Desi tidak bicara, itu artinya ia tidak ingin dibantah lagi. Jika dia sudah bersikap demikian, maka tidak ada yang bisa memaksanya untuk mundur.Â
"Aku ingin menjamu seseorang di pabrik, Nir."
Siapa? Desi hanya tersenyum, misterius.
Keesokan siang, aku mencari-cari dan tak menemukan Desi. Kata Imas, dia sudah berangkat sejak subuh ke pabrik.
"Bukankah hari ini dia mengambil cuti?" tanyaku.Â
Imas bilang ia tak tahu, Desi hanya berpesan kalau aku mencarinya bilang saja seperti itu.
Seingatku, Desi sudah lama ingin pergi dari pabrik sepatu itu. Tapi, ia masih harus membiayai hidup ibunya yang lumpuh, dua adik perempuannya, dan seorang bocah 5 tahun.

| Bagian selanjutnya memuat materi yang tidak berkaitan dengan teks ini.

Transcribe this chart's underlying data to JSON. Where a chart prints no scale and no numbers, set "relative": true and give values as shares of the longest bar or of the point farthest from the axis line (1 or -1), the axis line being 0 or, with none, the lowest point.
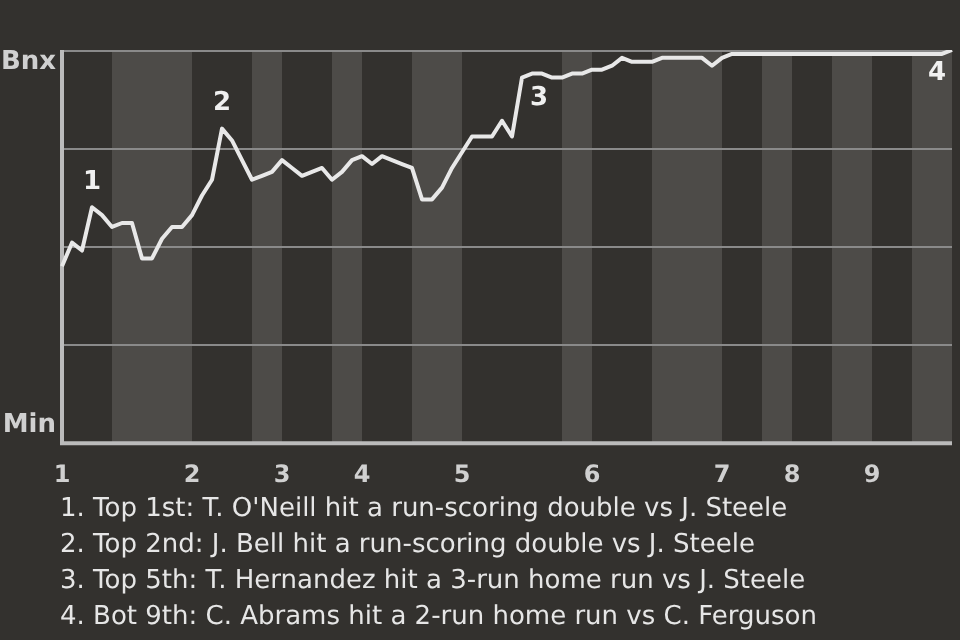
{
  "chart_data": {
    "type": "line",
    "relative": true,
    "marker": "none",
    "line_style": "solid",
    "categories": [
      "1",
      null,
      null,
      null,
      null,
      null,
      null,
      null,
      null,
      null,
      null,
      null,
      null,
      "2",
      null,
      null,
      null,
      null,
      null,
      null,
      null,
      null,
      "3",
      null,
      null,
      null,
      null,
      null,
      null,
      null,
      "4",
      null,
      null,
      null,
      null,
      null,
      null,
      null,
      null,
      null,
      "5",
      null,
      null,
      null,
      null,
      null,
      null,
      null,
      null,
      null,
      null,
      null,
      null,
      "6",
      null,
      null,
      null,
      null,
      null,
      null,
      null,
      null,
      null,
      null,
      null,
      null,
      "7",
      null,
      null,
      null,
      null,
      null,
      null,
      "8",
      null,
      null,
      null,
      null,
      null,
      null,
      null,
      "9",
      null,
      null,
      null,
      null,
      null,
      null,
      null,
      null
    ],
    "series": [
      {
        "color": "#e8e8e8",
        "values": [
          0.45,
          0.51,
          0.49,
          0.6,
          0.58,
          0.55,
          0.56,
          0.56,
          0.47,
          0.47,
          0.52,
          0.55,
          0.55,
          0.58,
          0.63,
          0.67,
          0.8,
          0.77,
          0.72,
          0.67,
          0.68,
          0.69,
          0.72,
          0.7,
          0.68,
          0.69,
          0.7,
          0.67,
          0.69,
          0.72,
          0.73,
          0.71,
          0.73,
          0.72,
          0.71,
          0.7,
          0.62,
          0.62,
          0.65,
          0.7,
          0.74,
          0.78,
          0.78,
          0.78,
          0.82,
          0.78,
          0.93,
          0.94,
          0.94,
          0.93,
          0.93,
          0.94,
          0.94,
          0.95,
          0.95,
          0.96,
          0.98,
          0.97,
          0.97,
          0.97,
          0.98,
          0.98,
          0.98,
          0.98,
          0.98,
          0.96,
          0.98,
          0.99,
          0.99,
          0.99,
          0.99,
          0.99,
          0.99,
          0.99,
          0.99,
          0.99,
          0.99,
          0.99,
          0.99,
          0.99,
          0.99,
          0.99,
          0.99,
          0.99,
          0.99,
          0.99,
          0.99,
          0.99,
          0.99,
          1
        ]
      }
    ],
    "ref_lines": [
      {
        "axis": "y",
        "value": 0.25,
        "color": "#8a8a8a"
      },
      {
        "axis": "y",
        "value": 0.5,
        "color": "#8a8a8a"
      },
      {
        "axis": "y",
        "value": 0.75,
        "color": "#8a8a8a"
      },
      {
        "axis": "y",
        "value": 1,
        "color": "#8a8a8a"
      }
    ],
    "annotations": [
      "Bnx",
      "Min",
      {
        "text": "1",
        "y": 0.6
      },
      {
        "text": "2",
        "y": 0.8
      },
      {
        "text": "3",
        "y": 0.93
      },
      {
        "text": "4",
        "y": 1
      },
      "1. Top 1st: T. O'Neill hit a run-scoring double vs J. Steele",
      "2. Top 2nd: J. Bell hit a run-scoring double vs J. Steele",
      "3. Top 5th: T. Hernandez hit a 3-run home run vs J. Steele",
      "4. Bot 9th: C. Abrams hit a 2-run home run vs C. Ferguson"
    ]
  }
}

Tiba-tiba ada suara ban berdecit di halaman berpasir. Dua orang pria dengan seragam Satuan Pengaman berlari ke dalam rumah petak. Wajah mereka tegang.
"Dapur di sebelah mana?"
Aku masih terpana, hanya bisa menunjuk dengan mata. Terus saja ke belakang. Tak lama, mereka kembali membawa bungkusan plastik bening dengan kuah kuning yang kental. Masih tegang.